Doing Right by the Mountains

Margaret used to say the mountains don't owe us anything - we owe them everything. That's stuck with us.

Energy & Resources

We installed geothermal heating back in 2008 when it wasn't trendy yet - just made sense. Solar panels on the south wing handle about 40% of our power needs. We've got a greywater system that'd make an engineer weep with joy, and we banned single-use plastics before the government made us.

Local Everything

Our beef comes from the Drayton ranch, twenty minutes south. Vegetables from Sprayside Gardens when they're in season. The furniture in the new suites was built by a woodworker in Exshaw. Even our spa products - that's a small operation out of Invermere using local botanicals.

Wildlife Corridors

We've worked with Parks Canada to maintain movement corridors for elk and bears. That's why our property's kinda funky-shaped - we left the natural pathways alone. Guest safety comes first, obviously, but we can coexist if we're smart about it.

Education Programs

We run free trail ethics workshops for guests because loving the outdoors means knowing how to not wreck it. Our guides aren't just there to show you the views - they'll teach you about Leave No Trace principles and why staying on the path actually matters.

Hotel spa
Hotel restaurant
Hotel suite
Hotel activities
Hotel team

The Folks Who Make It Happen

Margaret stepped back from daily operations in 2015, though she still shows up for morning coffee and has opinions about everything. Her daughter Claire runs things now, with the same no-BS approach her mom had.

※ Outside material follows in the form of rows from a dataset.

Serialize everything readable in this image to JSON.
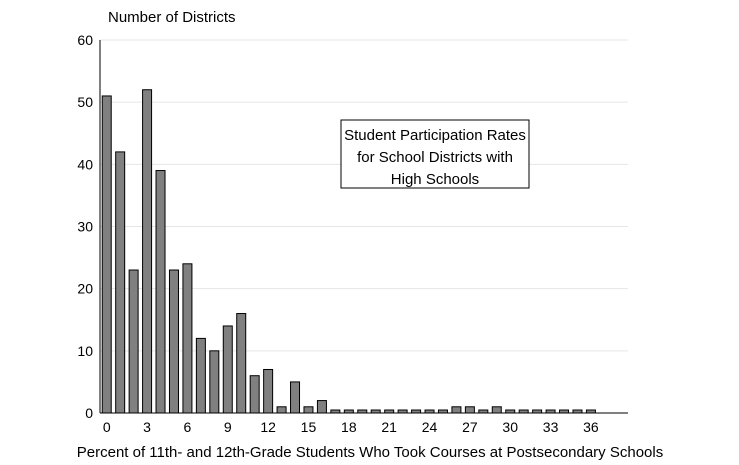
{
  "chart_data": {
    "type": "bar",
    "ylabel": "Number of Districts",
    "xlabel": "Percent of 11th- and 12th-Grade Students Who Took Courses at Postsecondary Schools",
    "annotation": {
      "lines": [
        "Student Participation Rates",
        "for School Districts with",
        "High Schools"
      ]
    },
    "ylim": [
      0,
      60
    ],
    "yticks": [
      0,
      10,
      20,
      30,
      40,
      50,
      60
    ],
    "x_tick_labels": [
      "0",
      "3",
      "6",
      "9",
      "12",
      "15",
      "18",
      "21",
      "24",
      "27",
      "30",
      "33",
      "36"
    ],
    "grid": true,
    "bar_color": "#808080",
    "categories": [
      0,
      1,
      2,
      3,
      4,
      5,
      6,
      7,
      8,
      9,
      10,
      11,
      12,
      13,
      14,
      15,
      16,
      17,
      18,
      19,
      20,
      21,
      22,
      23,
      24,
      25,
      26,
      27,
      28,
      29,
      30,
      31,
      32,
      33,
      34,
      35,
      36
    ],
    "values": [
      51,
      42,
      23,
      52,
      39,
      23,
      24,
      12,
      10,
      14,
      16,
      6,
      7,
      1,
      5,
      1,
      2,
      0,
      0,
      0,
      0,
      0,
      0,
      0,
      0,
      0,
      1,
      1,
      0,
      1,
      0,
      0,
      0,
      0,
      0,
      0,
      0
    ]
  }
}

We've got about seventy people on staff year-round, more during peak seasons. Average tenure is something like eight years, which in hospitality is basically unheard of. That's not because we're pushovers - Claire's tougher than Margaret ever was - but because people genuinely give a damn about this place.

Our head chef trained in Lyon but grew up in Cochrane. Our spa director left a big resort in Whistler because she wanted to "work somewhere with a soul" (her words). Our maintenance crew includes a former Olympian and a guy who once summited Everest.

Point is, we don't hire people who want a job - we hire people who want to be here, in these mountains, doing this specific thing. You'll notice the difference.

So, What's Next?

We're not done yet. There's always something to improve, some way to tread lighter, some new way to help people connect with these mountains.

We're working on a net-zero emissions goal for 2030. We're expanding our trail stewardship program. We're partnering with Indigenous elders to better tell the real history of this valley. And we're finally adding that hot tub Margaret always said we didn't need (we were right, she was wrong, don't tell her).

But mostly, we're just gonna keep doing what we've always done - give people a damn good place to stay while they fall in love with the Rockies, just like Margaret did back in '87.